Li Jingang, Yang Rundi, Rho Yoonsoo, Ci Penghong, Eliceiri Matthew, Park Hee K, Wu Junqiao, Grigoropoulos Costas P
Laser Thermal Laboratory, Department of Mechanical Engineering, University of California, Berkeley, California94720, United States.
Physical & Life Sciences and NIF & Photon Sciences, Lawrence Livermore National Laboratory, Livermore, California94550, United States.
Nano Lett. 2023 Feb 22;23(4):1445-1450. doi: 10.1021/acs.nanolett.2c04790. Epub 2023 Jan 25.
Carrier distribution and dynamics in semiconductor materials often govern their physical properties that are critical to functionalities and performance in industrial applications. The continued miniaturization of electronic and photonic devices calls for tools to probe carrier behavior in semiconductors simultaneously at the picosecond time and nanometer length scales.

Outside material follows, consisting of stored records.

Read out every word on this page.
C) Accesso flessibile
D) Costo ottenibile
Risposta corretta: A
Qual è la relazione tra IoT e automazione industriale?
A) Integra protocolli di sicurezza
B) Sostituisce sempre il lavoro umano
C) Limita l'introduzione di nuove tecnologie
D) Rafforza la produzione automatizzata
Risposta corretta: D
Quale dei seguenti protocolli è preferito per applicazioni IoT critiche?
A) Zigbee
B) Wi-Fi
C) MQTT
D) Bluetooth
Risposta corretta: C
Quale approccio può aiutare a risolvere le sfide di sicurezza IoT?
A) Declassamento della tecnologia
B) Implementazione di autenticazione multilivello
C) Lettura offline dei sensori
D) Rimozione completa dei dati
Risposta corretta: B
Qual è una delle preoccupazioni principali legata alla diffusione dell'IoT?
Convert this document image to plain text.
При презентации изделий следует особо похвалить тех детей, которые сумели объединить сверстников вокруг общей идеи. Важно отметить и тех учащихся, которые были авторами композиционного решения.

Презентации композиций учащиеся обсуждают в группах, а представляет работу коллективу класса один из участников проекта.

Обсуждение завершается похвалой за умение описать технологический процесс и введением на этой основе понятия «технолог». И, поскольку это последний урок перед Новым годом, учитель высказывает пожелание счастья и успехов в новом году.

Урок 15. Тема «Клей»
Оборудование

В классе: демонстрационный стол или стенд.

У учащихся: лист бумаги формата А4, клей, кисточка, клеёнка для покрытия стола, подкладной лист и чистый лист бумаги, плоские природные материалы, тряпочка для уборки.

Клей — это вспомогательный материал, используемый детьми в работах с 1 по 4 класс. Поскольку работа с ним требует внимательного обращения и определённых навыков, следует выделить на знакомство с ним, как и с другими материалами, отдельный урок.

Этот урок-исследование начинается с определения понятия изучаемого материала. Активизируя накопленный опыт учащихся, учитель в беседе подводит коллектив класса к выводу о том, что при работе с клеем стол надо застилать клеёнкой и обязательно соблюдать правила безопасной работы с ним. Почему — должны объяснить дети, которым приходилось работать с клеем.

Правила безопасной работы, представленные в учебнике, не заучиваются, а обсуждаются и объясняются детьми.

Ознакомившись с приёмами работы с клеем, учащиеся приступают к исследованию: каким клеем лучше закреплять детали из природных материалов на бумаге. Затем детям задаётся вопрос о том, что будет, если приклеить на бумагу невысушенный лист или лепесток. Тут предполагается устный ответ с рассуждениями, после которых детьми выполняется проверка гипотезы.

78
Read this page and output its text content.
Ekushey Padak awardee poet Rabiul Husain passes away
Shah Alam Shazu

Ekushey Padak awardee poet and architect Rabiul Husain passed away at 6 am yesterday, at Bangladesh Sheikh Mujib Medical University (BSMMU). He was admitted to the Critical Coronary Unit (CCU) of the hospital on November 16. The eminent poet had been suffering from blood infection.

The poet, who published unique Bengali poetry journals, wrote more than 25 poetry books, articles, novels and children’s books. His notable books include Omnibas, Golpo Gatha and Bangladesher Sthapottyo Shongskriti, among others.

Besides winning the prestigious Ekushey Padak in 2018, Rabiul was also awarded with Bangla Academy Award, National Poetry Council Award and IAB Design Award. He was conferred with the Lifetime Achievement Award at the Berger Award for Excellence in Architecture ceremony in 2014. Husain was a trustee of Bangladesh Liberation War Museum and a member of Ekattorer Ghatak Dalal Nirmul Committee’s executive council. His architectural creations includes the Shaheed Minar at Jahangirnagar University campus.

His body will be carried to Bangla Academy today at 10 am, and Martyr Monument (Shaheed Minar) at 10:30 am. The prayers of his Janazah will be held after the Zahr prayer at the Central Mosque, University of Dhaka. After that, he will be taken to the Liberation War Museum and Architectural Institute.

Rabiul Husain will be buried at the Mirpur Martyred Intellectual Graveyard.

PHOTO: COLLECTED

Here, we report pump-probe optical nanoscopy in the visible-near-infrared spectral region to characterize the carrier dynamics in silicon nanostructures. By coupling experiments with the point-dipole model, we resolve the size-dependent photoexcited carrier lifetime in individual silicon nanowires. We further demonstrate local carrier decay time mapping in silicon nanostructures with a sub-50 nm spatial resolution. Our study enables the nanoimaging of ultrafast carrier kinetics, which will find promising applications in the future design of a broad range of electronic, photonic, and optoelectronic devices.
半导体材料中的载流子分布和动力学通常决定着它们的物理性质,而这些性质对于工业应用中的功能和性能至关重要。电子和光子器件的持续小型化要求具备在皮秒时间尺度和纳米长度尺度上同时探测半导体中载流子行为的工具。在此,我们报道了在可见-近红外光谱区域的泵浦-探测光学纳米显微镜,用于表征硅纳米结构中的载流子动力学。通过将实验与点偶极子模型相结合,我们解析了单个硅纳米线中与尺寸相关的光激发载流子寿命。我们进一步展示了在硅纳米结构中具有低于50 nm空间分辨率的局部载流子衰减时间映射。我们的研究实现了超快载流子动力学的纳米成像,这将在未来广泛的电子、光子和光电器件设计中找到有前景的应用。